Esta Rusia no nace del todo después del comunismo. Hubo una primera fusión de comunismo y nacionalismo con la experiencia de la Segunda Guerra Mundial. Agazapada en el lenguaje oficial, se cultivó con esmero durante la época postestalinista hasta eclosionar como ideología unificadora en la Rusia postsoviética. Uno de sus ingredientes fue la cooptación -servil, no le quedaba otra- de la Iglesia Ortodoxa como sostén de patriotismo y del Estado, lo que se multiplicó con la caída del comunismo y la sensación de vacío que se produjo, junto con el desmoronamiento y caos que le siguieron, lo que a su vez fortaleció algo propio del comunismo y con raíces seculares: la nostalgia por la autoridad absoluta. En buena medida eso explica a Putin. Eso sí, que en el largo plazo lo religioso de la religión, la llama espiritual que le permite ser tal, tendrá que vivir su particular agonía.

¿Cómo puede explicarse esta evolución? Es probable que sea el congelamiento de los setenta años de comunismo que impidieron que Rusia tuviera la evolución europea en el siglo XX, que anunciaban las décadas que precedieron a la Primera Guerra Mundial y la revolución. Privada de todo rasgo de sociedad abierta y de espíritu liberal, sin siquiera desarrollar un genuino pensamiento marxista de alto vuelo, solo respiró el aire totalitario y el doble lenguaje para después estallar en una regresión a un pasado idealizado, carente del frescor del antiguo régimen prerrevolucionario. Son pocos los países poscomunistas que no han caído en estas tentaciones.

La otra consecuencia es algo hipotética, y quizá sea más relevante para el futuro de la sociedad humana. Se ha hablado acerca del fracaso de la experiencia comunista o marxista como si fuera asunto concluido. Algunos recalcitrantes, en especial sectores intelectuales, afirman no sin frío cinismo que solo "leyeron mal a Marx" o sacralizan este o aquel párrafo de "La ideología alemana", que un nuevo experimento basado en un análisis más profundo podría tener éxito... La frivolidad con el destino de millones.
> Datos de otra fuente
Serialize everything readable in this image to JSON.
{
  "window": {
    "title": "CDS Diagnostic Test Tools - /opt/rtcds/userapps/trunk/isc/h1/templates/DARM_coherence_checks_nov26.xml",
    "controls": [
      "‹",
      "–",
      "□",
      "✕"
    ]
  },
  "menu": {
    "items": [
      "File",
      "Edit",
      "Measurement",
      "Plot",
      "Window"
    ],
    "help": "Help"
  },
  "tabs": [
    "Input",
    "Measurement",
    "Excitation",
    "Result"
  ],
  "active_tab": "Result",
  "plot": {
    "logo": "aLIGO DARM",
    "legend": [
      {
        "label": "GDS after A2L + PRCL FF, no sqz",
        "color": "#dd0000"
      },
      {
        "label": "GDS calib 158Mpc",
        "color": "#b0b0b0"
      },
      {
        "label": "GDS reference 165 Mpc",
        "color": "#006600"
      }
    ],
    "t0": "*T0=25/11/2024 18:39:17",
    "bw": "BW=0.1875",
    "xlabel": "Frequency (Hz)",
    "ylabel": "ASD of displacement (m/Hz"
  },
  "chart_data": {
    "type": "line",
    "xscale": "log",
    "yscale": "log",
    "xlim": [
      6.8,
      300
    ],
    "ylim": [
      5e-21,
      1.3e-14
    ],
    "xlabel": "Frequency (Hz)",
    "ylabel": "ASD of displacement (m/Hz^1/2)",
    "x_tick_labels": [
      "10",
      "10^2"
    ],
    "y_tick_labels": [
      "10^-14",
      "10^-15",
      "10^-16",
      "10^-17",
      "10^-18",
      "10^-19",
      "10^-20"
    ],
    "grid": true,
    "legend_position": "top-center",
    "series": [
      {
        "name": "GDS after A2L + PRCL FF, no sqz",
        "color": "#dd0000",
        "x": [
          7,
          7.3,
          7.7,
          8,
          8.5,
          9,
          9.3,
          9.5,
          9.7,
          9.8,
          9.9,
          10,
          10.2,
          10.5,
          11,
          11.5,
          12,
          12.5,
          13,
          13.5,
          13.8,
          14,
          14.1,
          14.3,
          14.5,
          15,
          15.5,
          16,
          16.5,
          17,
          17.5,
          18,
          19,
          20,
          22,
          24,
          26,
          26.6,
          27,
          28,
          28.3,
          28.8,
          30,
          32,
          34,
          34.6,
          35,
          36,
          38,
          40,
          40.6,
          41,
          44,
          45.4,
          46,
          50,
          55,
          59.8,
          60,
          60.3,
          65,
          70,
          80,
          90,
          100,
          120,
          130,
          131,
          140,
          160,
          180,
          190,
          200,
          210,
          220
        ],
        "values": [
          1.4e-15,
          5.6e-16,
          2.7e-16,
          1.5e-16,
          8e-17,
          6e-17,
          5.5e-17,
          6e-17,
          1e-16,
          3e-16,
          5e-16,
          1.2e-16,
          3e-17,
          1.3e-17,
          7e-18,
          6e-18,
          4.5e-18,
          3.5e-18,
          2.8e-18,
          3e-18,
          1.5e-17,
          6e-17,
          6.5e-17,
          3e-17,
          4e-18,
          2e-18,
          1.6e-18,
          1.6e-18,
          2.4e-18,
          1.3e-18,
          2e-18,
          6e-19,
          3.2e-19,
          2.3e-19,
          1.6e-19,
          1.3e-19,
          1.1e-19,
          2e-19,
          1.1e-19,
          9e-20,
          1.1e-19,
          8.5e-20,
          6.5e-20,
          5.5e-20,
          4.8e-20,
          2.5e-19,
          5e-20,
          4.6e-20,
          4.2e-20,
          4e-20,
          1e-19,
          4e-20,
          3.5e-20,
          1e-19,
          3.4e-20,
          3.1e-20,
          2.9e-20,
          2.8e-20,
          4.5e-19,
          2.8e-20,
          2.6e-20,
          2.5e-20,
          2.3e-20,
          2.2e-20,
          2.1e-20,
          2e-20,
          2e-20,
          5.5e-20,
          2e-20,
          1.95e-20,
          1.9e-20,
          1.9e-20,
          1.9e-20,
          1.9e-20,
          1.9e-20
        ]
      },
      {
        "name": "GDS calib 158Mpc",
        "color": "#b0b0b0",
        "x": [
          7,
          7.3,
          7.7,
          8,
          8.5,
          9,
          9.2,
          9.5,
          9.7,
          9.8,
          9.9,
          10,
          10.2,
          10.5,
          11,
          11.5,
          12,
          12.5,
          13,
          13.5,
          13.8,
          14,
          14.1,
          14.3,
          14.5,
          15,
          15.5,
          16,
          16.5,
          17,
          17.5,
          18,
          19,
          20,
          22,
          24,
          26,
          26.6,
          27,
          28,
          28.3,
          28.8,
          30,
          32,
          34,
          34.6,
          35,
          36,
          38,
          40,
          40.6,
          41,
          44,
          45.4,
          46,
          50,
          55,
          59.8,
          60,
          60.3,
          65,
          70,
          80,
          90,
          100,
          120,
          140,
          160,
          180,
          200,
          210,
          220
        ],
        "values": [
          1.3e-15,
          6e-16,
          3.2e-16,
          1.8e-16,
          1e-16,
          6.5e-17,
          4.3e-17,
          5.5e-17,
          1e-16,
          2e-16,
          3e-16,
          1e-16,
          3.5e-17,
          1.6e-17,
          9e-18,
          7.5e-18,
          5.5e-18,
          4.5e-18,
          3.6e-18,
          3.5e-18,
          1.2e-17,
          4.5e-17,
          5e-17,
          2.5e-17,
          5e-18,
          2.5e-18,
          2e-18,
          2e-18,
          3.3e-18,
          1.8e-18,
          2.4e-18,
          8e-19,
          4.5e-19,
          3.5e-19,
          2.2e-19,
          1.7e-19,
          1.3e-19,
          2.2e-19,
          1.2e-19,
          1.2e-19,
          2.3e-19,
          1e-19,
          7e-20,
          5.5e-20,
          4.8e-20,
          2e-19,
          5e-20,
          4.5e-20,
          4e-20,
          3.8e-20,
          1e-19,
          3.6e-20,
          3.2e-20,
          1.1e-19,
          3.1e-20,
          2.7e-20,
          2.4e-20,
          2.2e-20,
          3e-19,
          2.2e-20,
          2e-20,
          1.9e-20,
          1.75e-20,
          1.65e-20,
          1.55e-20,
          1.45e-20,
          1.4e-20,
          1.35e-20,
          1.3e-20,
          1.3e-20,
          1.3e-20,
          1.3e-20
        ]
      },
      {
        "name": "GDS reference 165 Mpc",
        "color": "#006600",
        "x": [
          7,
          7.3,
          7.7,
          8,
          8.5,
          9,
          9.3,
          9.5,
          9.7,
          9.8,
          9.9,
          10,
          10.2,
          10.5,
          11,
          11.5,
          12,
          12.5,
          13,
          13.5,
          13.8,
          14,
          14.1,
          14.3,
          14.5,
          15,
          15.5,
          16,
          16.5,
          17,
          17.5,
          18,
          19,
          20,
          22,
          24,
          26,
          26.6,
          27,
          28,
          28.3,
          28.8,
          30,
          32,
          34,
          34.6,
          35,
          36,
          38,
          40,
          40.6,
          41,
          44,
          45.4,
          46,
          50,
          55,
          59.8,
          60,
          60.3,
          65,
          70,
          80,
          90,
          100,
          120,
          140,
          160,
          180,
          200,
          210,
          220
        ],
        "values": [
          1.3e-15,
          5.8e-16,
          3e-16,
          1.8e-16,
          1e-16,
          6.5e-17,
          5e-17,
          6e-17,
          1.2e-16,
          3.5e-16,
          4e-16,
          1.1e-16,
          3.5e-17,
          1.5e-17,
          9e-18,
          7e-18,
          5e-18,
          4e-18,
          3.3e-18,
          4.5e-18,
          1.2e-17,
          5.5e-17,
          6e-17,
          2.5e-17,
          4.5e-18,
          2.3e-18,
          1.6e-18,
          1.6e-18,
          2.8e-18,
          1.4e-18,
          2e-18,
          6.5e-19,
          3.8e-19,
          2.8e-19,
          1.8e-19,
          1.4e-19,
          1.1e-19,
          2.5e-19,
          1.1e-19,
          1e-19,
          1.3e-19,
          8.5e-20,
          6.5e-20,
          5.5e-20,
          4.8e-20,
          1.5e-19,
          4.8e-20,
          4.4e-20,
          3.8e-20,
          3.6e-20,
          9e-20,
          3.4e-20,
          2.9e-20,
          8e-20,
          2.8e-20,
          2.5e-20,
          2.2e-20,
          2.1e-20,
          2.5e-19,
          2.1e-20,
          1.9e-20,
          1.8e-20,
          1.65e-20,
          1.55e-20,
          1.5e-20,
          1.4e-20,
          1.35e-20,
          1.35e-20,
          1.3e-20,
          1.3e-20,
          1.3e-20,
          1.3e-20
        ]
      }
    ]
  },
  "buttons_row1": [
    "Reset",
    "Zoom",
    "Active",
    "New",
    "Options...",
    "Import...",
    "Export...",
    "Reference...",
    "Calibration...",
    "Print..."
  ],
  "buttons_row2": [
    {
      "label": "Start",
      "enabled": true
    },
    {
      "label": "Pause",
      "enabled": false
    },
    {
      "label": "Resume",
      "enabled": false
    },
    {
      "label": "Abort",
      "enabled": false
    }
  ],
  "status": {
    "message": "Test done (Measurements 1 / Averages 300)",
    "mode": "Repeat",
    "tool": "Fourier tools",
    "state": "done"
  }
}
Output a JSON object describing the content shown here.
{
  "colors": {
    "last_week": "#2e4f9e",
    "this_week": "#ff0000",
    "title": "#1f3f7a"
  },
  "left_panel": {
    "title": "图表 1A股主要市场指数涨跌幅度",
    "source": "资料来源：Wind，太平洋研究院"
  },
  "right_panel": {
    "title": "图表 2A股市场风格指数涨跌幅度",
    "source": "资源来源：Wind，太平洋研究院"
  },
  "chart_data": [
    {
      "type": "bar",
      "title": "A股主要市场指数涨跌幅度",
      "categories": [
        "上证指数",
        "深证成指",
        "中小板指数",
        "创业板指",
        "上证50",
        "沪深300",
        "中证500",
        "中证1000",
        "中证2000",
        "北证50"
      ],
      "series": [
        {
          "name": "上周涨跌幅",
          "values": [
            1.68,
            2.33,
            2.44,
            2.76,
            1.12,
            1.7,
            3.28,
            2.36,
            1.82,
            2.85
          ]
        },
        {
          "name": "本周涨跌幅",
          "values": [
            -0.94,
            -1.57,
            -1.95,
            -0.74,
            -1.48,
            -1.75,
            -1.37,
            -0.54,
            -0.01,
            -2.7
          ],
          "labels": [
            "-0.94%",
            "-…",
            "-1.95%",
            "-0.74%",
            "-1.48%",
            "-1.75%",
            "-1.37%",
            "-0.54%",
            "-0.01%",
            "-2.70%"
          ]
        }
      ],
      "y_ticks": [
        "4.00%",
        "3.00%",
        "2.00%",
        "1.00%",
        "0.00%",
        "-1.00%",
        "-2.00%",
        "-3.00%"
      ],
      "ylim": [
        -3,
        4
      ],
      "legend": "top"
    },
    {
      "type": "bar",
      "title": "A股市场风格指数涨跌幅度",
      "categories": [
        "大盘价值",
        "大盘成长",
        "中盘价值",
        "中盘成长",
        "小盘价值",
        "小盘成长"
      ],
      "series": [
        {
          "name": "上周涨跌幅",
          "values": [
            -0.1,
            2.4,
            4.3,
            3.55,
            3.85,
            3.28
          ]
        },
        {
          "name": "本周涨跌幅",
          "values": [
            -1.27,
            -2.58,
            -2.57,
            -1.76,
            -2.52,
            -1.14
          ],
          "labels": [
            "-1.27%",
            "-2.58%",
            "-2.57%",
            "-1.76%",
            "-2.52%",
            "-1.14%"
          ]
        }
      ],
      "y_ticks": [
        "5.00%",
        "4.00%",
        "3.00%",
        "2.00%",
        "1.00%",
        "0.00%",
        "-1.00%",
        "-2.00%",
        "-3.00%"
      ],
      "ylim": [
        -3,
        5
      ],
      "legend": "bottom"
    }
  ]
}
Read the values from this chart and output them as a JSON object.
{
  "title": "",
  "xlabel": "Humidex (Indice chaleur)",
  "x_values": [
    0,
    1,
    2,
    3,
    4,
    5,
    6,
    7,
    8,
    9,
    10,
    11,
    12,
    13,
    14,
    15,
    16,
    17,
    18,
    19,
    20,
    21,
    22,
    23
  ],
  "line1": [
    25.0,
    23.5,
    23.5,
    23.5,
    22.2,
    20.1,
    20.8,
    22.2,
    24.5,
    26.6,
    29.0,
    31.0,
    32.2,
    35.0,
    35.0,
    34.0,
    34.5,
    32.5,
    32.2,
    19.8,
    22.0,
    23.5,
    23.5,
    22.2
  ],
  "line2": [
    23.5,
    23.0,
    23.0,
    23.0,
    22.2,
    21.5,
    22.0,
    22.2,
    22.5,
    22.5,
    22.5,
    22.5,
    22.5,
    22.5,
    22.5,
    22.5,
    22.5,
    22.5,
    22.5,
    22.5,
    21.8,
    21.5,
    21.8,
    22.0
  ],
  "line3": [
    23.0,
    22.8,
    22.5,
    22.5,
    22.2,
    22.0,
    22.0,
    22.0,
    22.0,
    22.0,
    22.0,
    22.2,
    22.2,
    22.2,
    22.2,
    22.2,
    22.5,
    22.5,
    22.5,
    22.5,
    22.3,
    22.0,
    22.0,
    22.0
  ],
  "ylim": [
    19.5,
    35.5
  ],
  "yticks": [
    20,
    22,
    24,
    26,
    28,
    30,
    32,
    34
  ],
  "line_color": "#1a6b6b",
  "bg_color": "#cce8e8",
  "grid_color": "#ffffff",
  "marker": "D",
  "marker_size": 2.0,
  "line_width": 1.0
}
No obstante, la nostalgia por una sociedad colectivista o totalitaria no siempre procede de una ebriedad ideológica, del espíritu de secta o del "miedo a la libertad", sino que puede ser el resultado de un afán humano atendible. Me explico. La experiencia totalitaria desapareció no porque no tenía posibilidad de perdurar, sino porque compitió con sociedades abiertas que tenían más dinamismo en lo político, en lo económico, en lo cultural, y estaban dispuestas a confrontar el desafío de los sistemas cerrados cuya legitimidad dependía del colapso de las primeras, las democracias desarrolladas. Es dable pensar que un mundo de puros sistemas totalitarios podría tener una larga duración; sería el único horizonte que sus humanos conocerían, un perpetuo "1984".

Me preocupa otro segmento social, creo que minoritario pero respetable en su humanidad y desvelos, aquellos millones que ante los drásticos vaivenes -como las súbitas crisis de 1929 o de 2008 (en Chile, en especial la de 1982)-, después de que los expertos con gesto arrogante proclamaban que todo estaba bien y mañana mejor, para a continuación explicar que se requería solo "un ajuste" para equilibrar la situación, quedaban en el desamparo. Esas masas o parte de ellas -quizás no consciente pero sí instintivamente- preferirían la seguridad algo carcelaria pero con ración asegurada -digamos, no la URSS de Stalin pero sí la de Brezhnev-, antes que la probabilidad arroje a muchos a una caída de la cual no alcanzarán a recuperarse en el curso de sus vidas. Entendiendo que la sociedad humana siempre estará sometida a zozobras, hay algunas que se pueden aminorar. El desafío de la economía política radica en cómo atenuar las crisis, cómo adelantarse a ellas, cómo proteger en un mínimo a la población. La pervivencia de la democracia depende de que haya un grado de aprendizaje en este sentido.

De las ruinas humeantes de la experiencia totalitaria puede emanar un gas como espejismo seductor, aunque asfixiante sobre varios tipos humanos.